FC Barcelona ma 15 dni na podjęcie decyzji ws. transferu Ezequiela Lavezziego, informuje kataloński Sport. Sytuacja argentyńskiego napastnika jest kontrolowana przez Roberta Fernándeza, który wkroczy do akcji dopiero po zielonym świetle od Luisa Enrique. Asturyjczyk doskonale zna warunki i musi podjąć decyzję przed terminem wyznaczonym przez PSG i agenta piłkarza.
Duma Katalonii jest dla Lavezziego opcją numer jeden, w której mógłby grać z Messim czy Mascherano. Argentyńczyk związałby się z Barçą dwuipółletnim kontraktem wartym 5 milionów euro rocznie.
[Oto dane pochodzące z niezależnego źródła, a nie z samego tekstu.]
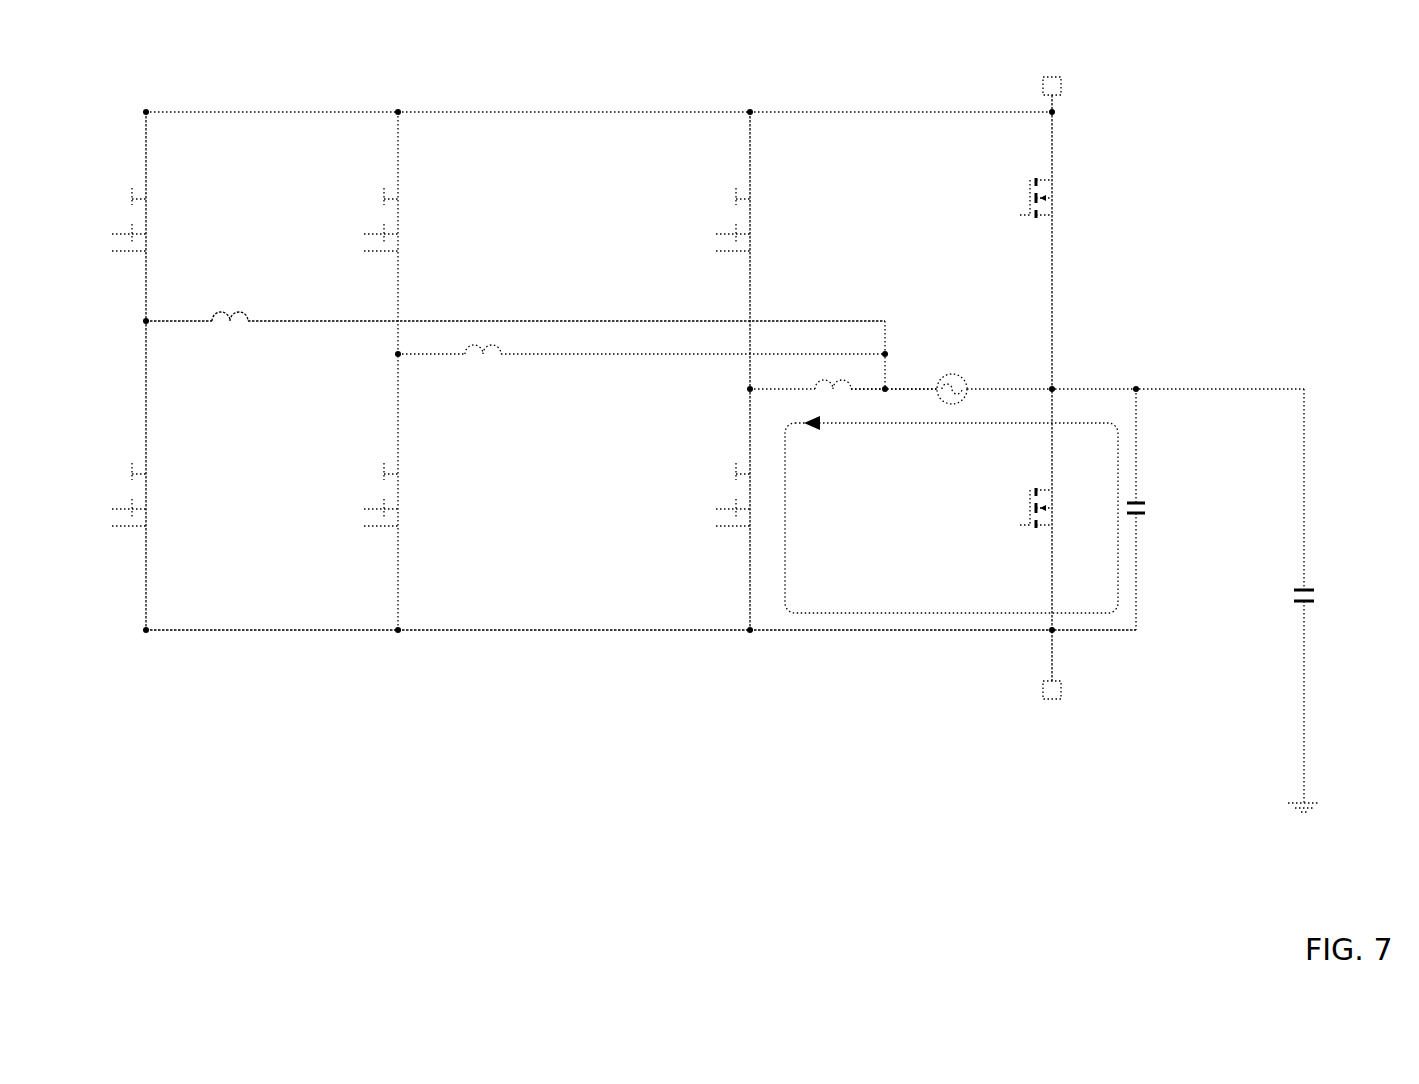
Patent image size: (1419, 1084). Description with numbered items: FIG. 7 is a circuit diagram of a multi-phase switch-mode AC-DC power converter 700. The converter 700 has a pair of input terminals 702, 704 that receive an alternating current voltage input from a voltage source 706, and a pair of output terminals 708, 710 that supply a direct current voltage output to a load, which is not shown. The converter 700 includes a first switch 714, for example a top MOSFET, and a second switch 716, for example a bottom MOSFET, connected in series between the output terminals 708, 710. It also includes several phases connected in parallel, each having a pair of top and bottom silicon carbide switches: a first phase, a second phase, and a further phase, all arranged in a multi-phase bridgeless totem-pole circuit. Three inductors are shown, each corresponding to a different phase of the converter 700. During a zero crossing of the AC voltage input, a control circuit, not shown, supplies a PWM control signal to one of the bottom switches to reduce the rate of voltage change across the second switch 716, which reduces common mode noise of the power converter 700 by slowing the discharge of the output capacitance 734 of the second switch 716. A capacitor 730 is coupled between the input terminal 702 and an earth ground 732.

The multi-phase switch-mode AC-DC power converter 700 is at (172, 83).
The input terminal 702 is at (983, 388).
The input terminal 704 is at (908, 386).
The voltage source 706 is at (958, 366).
The output terminal 708 is at (1055, 67).
The output terminal 710 is at (1053, 715).
The first switch 714 is at (1008, 192).
The second switch 716 is at (1011, 506).
The capacitor 730 is at (1295, 613).
The earth ground 732 is at (1336, 811).
The output capacitance 734 is at (1168, 509).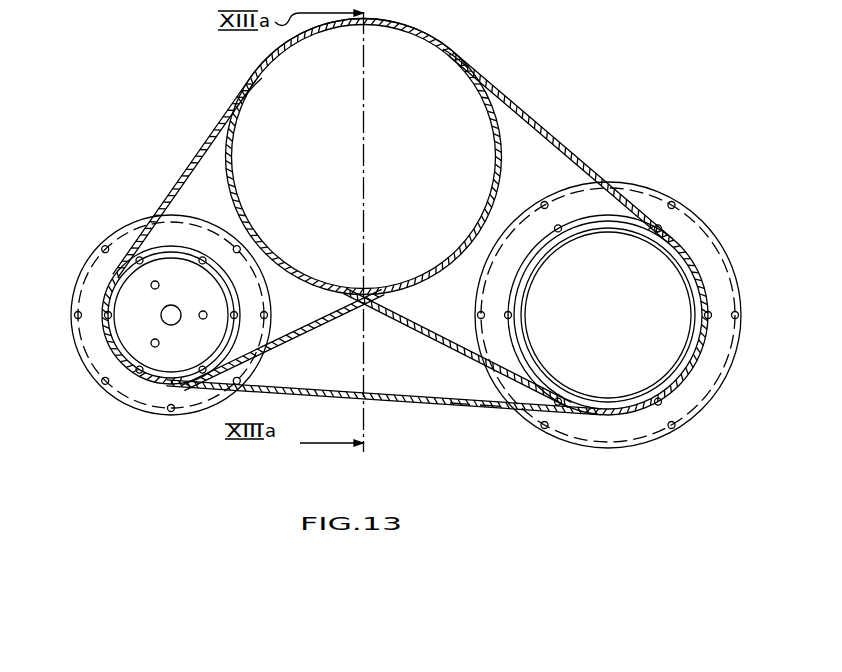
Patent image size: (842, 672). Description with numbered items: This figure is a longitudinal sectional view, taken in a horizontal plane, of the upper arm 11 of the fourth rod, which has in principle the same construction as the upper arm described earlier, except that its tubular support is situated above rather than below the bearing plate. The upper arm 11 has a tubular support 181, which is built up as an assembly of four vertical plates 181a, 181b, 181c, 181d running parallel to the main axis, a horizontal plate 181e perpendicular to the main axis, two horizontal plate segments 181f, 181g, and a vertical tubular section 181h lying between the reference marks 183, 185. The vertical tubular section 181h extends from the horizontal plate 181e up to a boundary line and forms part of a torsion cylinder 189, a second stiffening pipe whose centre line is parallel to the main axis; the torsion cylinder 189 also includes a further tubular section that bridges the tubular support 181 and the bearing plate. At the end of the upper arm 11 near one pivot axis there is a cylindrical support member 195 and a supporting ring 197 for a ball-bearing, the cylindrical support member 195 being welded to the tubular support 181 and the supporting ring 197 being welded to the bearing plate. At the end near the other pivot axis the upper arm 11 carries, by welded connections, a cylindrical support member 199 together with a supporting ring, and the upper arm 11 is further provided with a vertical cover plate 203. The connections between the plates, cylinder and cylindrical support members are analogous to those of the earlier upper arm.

The upper arm 11 is at (460, 409).
The tubular support 181 is at (519, 102).
The vertical plate 181a is at (540, 131).
The vertical plate 181b is at (200, 145).
The vertical plate 181c is at (290, 334).
The vertical plate 181d is at (447, 343).
The horizontal plate 181e is at (397, 383).
The horizontal plate segment 181f is at (435, 305).
The horizontal plate segment 181g is at (283, 294).
The vertical tubular section 181h is at (414, 30).
The reference numeral 183 is at (476, 80).
The reference numeral 185 is at (242, 100).
The torsion cylinder 189 is at (252, 222).
The cylindrical support member 195 is at (135, 375).
The supporting ring 197 is at (90, 348).
The cylindrical support member 199 is at (693, 367).
The vertical cover plate 203 is at (490, 407).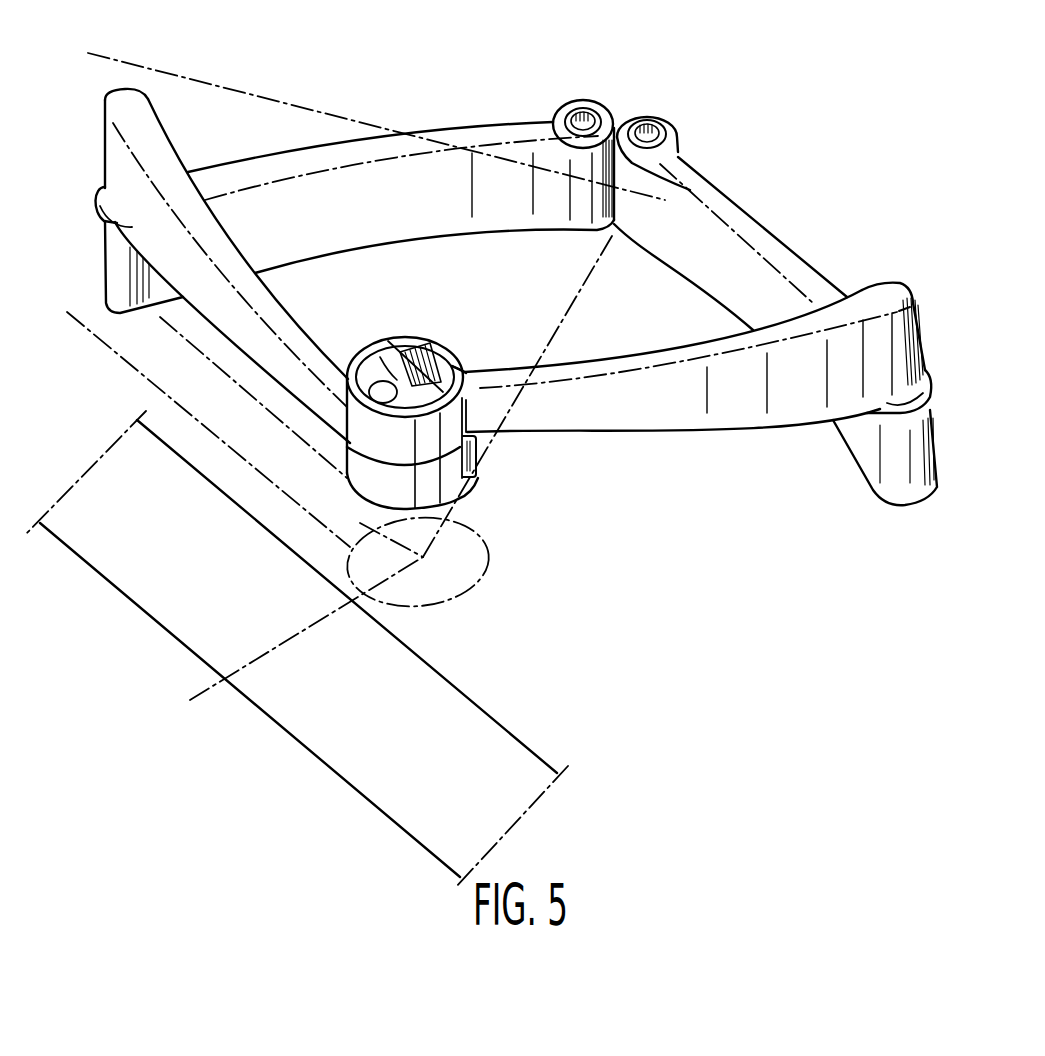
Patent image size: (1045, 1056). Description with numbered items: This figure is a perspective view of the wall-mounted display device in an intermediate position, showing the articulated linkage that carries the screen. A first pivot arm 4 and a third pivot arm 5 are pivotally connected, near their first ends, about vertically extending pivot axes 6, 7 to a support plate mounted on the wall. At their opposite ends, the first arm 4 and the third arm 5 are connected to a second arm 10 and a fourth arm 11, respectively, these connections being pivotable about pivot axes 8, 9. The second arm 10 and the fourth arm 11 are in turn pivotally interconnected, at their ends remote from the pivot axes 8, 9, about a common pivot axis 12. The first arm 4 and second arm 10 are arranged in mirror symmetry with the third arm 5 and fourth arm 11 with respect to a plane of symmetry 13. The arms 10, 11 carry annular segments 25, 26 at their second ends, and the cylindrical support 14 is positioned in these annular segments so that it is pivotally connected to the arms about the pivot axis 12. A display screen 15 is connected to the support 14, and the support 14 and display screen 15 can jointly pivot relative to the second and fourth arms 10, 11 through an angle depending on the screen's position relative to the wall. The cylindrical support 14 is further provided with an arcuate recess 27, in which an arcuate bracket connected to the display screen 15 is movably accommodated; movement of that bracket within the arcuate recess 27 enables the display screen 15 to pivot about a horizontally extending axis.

The first pivot arm 4 is at (435, 134).
The third pivot arm 5 is at (727, 197).
The pivot axis 6 is at (585, 110).
The pivot axis 7 is at (650, 120).
The pivot axis 8 is at (125, 98).
The pivot axis 9 is at (900, 283).
The second arm 10 is at (273, 313).
The fourth arm 11 is at (708, 410).
The common pivot axis 12 is at (423, 557).
The plane of symmetry 13 is at (547, 348).
The support 14 is at (372, 360).
The display screen 15 is at (373, 780).
The annular segment 25 is at (473, 473).
The annular segment 26 is at (463, 357).
The arcuate recess 27 is at (410, 350).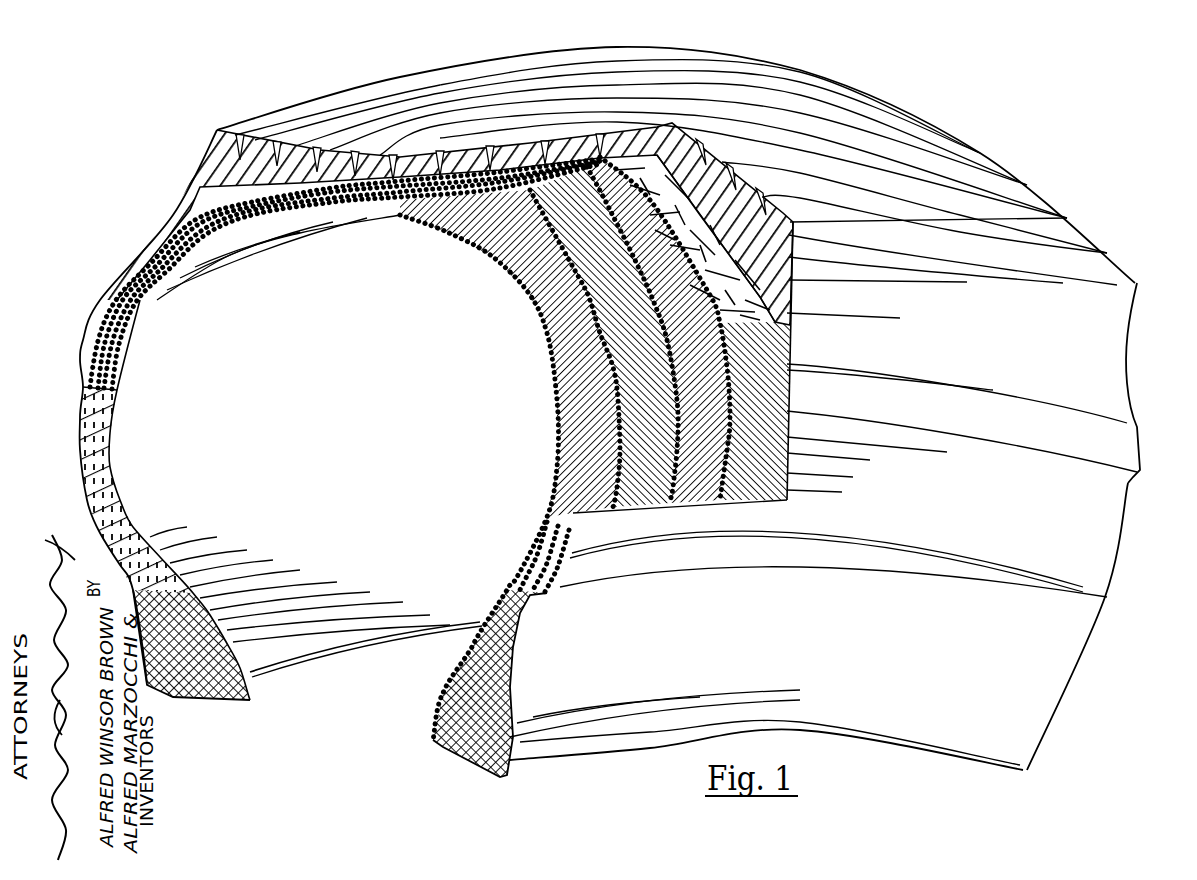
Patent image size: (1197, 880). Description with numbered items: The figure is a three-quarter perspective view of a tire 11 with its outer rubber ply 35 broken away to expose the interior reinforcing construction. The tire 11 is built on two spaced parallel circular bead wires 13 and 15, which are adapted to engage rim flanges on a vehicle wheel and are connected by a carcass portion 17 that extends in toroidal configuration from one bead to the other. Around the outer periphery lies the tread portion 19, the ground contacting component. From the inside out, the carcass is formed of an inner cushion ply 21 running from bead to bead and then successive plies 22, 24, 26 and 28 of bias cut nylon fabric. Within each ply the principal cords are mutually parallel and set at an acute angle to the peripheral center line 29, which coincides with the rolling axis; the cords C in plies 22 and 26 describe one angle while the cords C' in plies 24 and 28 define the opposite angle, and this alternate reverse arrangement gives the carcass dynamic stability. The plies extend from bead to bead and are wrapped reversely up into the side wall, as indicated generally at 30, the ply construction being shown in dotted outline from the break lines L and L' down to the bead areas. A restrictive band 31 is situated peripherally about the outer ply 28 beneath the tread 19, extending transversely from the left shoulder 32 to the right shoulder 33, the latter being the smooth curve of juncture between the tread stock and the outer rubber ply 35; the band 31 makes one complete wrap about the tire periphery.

The tire 11 is at (1129, 383).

Problemy dla Barcelony są dwa. Po pierwsze, do walki o Lavezziego włączyły się Inter Mediolan i Juventus. Argentyńczyk dobrze czuł się w Serie A, gdzie w ciągu pięciu sezonów strzelił 48 goli i zanotował 61 asyst. Stara Dama oferuje mu dwuletni kontrakt wart 3,5 miliona euro rocznie. Po drugie, jak informuje madrycki AS Luis Enrique przedstawił włodarzom Barçy sprawę jasno - albo Nolito, albo nikt.